The memories help because on balance, most Americans have a favorable view of Bill Clinton’s years in the White House. The country was at (relative) peace, the economy grew steadily, and Congress and the president balanced the budget.

Those are huge accomplishments, and they account for why Bill Clinton has been a fixture at Democratic Party conventions ever since. They’re why he’s now campaigning for Hillary Clinton, too.

Contrast that treatment with the one accorded Jimmy Carter, who has been welcomed at many, many fewer party-building efforts over the decades since he left office.

Furthermore, Hillary Clinton herself has pointed with favor to the success of the Bill Clinton years. Donald Trump isn’t the only candidate who’s campaigning on a promise to “Make America Great Again.” It’s just that Hillary’s Golden Era is the 1990s, not the 1950s that The Donald reveres.

But when you look at Bill Clinton’s reputation, you’ve also got to consider the huge negatives that make his “net favorable” rating a lot smaller than it could have been.

Those very much include his apparent willingness to cheat on his wife.
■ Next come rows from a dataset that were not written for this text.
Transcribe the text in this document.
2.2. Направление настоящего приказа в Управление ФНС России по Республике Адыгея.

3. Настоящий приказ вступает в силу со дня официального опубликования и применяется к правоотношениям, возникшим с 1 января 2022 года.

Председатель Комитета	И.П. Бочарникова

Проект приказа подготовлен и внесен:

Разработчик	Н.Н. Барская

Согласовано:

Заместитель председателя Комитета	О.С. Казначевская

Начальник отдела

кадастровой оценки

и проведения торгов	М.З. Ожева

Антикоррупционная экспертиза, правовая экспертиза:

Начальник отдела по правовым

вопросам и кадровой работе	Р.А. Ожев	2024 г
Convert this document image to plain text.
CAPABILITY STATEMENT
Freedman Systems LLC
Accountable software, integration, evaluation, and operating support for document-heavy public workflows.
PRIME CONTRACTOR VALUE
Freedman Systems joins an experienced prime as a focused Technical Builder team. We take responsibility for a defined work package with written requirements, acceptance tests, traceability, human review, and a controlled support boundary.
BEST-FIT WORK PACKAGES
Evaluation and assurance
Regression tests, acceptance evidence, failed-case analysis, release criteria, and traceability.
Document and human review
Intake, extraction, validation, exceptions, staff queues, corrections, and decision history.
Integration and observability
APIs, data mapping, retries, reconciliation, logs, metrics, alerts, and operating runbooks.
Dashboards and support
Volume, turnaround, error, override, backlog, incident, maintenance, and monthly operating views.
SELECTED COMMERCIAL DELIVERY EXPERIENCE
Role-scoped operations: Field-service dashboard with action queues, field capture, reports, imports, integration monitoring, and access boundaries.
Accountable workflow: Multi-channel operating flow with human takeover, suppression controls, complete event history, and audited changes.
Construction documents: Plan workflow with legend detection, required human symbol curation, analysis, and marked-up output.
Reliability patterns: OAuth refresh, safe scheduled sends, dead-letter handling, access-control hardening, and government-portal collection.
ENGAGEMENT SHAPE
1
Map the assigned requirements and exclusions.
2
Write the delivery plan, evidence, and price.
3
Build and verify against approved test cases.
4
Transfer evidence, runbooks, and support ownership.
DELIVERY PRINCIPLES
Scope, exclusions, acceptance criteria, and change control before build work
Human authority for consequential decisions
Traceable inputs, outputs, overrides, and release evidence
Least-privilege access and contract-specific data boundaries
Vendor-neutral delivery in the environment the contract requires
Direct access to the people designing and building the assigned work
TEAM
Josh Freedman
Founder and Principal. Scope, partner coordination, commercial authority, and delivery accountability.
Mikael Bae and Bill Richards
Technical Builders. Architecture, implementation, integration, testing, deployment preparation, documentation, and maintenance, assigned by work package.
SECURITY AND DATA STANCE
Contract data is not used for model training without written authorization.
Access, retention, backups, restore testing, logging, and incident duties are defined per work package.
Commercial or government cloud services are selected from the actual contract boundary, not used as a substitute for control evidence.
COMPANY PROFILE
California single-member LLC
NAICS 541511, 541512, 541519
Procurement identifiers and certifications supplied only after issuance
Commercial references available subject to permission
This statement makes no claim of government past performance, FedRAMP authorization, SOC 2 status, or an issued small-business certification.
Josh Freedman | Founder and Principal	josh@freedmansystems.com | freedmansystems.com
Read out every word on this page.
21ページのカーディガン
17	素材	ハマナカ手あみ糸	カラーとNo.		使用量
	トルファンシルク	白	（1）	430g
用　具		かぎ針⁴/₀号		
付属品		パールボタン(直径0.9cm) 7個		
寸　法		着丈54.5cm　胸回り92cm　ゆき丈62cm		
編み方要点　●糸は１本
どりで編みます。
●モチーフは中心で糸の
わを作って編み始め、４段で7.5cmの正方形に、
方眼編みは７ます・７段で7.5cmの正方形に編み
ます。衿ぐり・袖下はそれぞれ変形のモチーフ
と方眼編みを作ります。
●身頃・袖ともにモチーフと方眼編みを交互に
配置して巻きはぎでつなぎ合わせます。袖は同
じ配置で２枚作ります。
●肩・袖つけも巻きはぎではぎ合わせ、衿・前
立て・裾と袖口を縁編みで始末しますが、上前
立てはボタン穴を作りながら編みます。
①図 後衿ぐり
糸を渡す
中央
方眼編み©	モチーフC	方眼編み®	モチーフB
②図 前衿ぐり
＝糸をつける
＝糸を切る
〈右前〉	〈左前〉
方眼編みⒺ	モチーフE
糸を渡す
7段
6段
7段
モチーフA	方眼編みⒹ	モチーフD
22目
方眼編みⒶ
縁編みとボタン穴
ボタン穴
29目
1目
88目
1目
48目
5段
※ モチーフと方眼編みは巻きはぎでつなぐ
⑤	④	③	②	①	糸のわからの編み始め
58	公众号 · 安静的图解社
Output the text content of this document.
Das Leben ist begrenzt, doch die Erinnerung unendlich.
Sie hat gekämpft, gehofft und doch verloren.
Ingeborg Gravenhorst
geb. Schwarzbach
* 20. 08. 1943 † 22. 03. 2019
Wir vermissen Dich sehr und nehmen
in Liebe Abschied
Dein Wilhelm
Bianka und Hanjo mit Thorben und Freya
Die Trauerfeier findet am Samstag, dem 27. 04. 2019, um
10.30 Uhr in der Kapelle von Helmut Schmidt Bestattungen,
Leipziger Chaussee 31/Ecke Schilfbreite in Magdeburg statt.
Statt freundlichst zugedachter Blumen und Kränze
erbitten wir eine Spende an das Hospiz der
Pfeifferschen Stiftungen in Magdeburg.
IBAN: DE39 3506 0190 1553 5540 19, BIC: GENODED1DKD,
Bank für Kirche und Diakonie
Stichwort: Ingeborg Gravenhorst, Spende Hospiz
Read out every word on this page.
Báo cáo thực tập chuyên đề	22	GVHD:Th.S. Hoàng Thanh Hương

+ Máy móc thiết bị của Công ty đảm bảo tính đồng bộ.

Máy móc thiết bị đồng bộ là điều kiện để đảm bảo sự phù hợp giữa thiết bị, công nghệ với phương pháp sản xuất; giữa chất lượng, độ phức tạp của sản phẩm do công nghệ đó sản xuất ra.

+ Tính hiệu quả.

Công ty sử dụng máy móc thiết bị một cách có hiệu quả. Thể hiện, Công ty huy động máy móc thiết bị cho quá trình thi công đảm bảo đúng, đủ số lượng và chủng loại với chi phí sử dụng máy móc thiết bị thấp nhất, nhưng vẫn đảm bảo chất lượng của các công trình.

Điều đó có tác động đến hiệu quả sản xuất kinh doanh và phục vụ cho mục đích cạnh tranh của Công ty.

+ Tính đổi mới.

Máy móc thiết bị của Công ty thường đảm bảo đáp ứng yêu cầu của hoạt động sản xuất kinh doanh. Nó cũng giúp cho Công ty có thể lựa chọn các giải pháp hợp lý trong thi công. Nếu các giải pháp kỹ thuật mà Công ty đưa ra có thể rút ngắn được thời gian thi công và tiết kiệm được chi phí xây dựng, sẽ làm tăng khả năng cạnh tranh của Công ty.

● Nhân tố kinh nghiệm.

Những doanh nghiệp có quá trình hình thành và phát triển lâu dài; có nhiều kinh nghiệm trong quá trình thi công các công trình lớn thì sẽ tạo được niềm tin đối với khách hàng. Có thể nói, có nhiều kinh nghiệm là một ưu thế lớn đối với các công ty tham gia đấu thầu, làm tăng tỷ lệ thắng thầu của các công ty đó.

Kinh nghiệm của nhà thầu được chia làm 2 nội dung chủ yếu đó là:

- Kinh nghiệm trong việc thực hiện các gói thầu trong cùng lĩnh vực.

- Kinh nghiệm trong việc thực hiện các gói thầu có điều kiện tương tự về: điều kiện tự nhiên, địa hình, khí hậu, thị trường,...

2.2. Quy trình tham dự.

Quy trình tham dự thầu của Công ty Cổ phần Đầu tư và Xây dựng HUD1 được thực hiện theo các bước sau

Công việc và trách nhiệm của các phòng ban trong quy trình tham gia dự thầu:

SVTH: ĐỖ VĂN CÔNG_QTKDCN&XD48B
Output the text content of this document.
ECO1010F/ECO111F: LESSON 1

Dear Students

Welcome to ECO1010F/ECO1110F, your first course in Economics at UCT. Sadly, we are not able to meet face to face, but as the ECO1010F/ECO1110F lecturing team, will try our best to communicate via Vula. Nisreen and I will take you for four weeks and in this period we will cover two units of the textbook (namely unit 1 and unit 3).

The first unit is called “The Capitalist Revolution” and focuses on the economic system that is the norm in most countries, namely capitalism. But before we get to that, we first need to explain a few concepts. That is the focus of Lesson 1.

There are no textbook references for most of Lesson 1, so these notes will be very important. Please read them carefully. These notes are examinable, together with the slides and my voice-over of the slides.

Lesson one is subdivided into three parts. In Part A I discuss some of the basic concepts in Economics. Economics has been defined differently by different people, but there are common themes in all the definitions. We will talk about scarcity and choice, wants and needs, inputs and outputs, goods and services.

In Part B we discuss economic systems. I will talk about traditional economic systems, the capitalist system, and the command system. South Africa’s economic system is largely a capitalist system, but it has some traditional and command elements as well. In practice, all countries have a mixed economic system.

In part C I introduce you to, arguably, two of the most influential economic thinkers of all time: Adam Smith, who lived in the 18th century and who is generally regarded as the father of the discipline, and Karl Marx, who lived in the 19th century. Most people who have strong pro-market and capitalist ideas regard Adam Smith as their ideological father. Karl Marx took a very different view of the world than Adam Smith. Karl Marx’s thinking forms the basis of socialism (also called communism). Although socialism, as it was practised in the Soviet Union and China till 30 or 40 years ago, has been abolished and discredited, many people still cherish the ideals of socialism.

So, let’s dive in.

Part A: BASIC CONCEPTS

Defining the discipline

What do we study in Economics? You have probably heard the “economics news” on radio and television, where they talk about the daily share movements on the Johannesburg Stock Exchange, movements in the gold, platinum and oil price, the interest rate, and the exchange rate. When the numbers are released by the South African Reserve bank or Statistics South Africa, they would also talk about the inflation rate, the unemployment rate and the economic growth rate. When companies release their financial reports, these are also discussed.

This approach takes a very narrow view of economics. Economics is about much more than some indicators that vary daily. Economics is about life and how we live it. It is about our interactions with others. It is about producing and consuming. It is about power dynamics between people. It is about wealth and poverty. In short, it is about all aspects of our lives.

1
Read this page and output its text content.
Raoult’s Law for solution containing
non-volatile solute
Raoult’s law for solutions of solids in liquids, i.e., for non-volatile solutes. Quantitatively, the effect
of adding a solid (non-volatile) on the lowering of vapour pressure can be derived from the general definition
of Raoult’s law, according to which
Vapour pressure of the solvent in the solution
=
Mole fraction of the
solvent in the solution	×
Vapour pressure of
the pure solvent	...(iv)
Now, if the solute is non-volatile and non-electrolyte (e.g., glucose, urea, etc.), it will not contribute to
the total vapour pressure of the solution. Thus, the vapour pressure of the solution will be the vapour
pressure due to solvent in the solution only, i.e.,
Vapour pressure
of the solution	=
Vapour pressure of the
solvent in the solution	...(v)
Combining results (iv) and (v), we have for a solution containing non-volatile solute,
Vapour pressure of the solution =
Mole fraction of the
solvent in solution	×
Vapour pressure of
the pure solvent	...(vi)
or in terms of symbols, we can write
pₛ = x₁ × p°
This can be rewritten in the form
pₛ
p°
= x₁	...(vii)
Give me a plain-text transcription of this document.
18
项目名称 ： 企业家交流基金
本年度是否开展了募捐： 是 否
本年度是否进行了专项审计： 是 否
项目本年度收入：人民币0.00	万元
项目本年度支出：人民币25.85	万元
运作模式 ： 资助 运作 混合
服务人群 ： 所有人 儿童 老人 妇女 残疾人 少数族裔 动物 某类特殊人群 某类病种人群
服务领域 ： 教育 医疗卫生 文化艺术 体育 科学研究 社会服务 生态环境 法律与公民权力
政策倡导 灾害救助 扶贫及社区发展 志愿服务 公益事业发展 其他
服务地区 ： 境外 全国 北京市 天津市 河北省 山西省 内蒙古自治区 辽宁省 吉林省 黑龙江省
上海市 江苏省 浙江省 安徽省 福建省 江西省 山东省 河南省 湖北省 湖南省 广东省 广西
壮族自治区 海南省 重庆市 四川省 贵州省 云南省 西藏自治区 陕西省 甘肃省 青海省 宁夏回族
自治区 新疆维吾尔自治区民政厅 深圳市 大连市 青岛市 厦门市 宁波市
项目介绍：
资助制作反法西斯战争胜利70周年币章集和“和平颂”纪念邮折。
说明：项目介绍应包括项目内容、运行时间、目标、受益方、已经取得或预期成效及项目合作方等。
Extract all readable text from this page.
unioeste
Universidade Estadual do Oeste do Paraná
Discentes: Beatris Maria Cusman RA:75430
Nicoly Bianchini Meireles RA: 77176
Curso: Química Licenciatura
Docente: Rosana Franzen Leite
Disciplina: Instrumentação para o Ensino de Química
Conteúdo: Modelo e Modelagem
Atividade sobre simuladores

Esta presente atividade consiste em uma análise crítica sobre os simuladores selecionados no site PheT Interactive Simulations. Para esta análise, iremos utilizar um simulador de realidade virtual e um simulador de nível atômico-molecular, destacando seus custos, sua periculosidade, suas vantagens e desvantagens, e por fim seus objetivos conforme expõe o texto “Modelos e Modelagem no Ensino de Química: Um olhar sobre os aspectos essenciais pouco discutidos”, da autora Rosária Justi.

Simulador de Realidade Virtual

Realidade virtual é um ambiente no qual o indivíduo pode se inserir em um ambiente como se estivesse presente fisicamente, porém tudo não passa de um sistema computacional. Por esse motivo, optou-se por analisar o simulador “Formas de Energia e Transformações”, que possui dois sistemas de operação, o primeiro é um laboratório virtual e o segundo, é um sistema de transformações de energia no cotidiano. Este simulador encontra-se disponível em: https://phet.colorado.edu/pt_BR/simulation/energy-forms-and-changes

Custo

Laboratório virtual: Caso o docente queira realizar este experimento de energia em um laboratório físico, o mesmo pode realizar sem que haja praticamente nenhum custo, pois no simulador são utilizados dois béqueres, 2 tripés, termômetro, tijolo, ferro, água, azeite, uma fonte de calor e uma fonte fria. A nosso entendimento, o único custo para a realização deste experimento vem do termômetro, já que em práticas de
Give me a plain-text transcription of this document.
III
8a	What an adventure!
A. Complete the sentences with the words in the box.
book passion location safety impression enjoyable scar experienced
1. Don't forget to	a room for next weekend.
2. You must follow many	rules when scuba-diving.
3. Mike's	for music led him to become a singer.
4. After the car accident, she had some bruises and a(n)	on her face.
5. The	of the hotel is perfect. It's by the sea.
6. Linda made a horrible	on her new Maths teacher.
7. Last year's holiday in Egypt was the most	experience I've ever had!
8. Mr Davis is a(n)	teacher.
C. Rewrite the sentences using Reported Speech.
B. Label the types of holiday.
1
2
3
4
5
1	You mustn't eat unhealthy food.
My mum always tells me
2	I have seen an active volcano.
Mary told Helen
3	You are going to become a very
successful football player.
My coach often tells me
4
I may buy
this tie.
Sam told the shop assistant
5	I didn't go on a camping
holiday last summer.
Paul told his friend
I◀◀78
For that failing and for lying under oath about his behavior, Bill Clinton suffered “impeachment lite,” as the late columnist William Safire called it: He was was impeached, but he was not removed from office - a punishment that fit the crime, in Safire’s view

Of course, this thumbnail description doesn’t begin to do justice to the crazy politics or rabidly partisan atmosphere of those years. So today, it’s understandable and even inevitable for American voters to ask: Do we want to risk going through that again?

It’s also understandable that Hillary Clinton tends to get poor marks from voters on “trustworthiness.”


That, too, has its origins in Bill Clinton’s time in office - probably in Hillary’s blaming women and Republicans for the various scandals, but never blaming Bill.
Jeb Bush couldn’t escape repeated and intense comparisons to his brother George W., no matter how hard Jeb tried.

Likewise, Bill Clinton is a fixture in both the image and the reality of Hillary Clinton’s campaign.
It might not be useful. It might not be fair. But it’s undeniably real, and Hillary Clinton and her supporters might as well get used to it.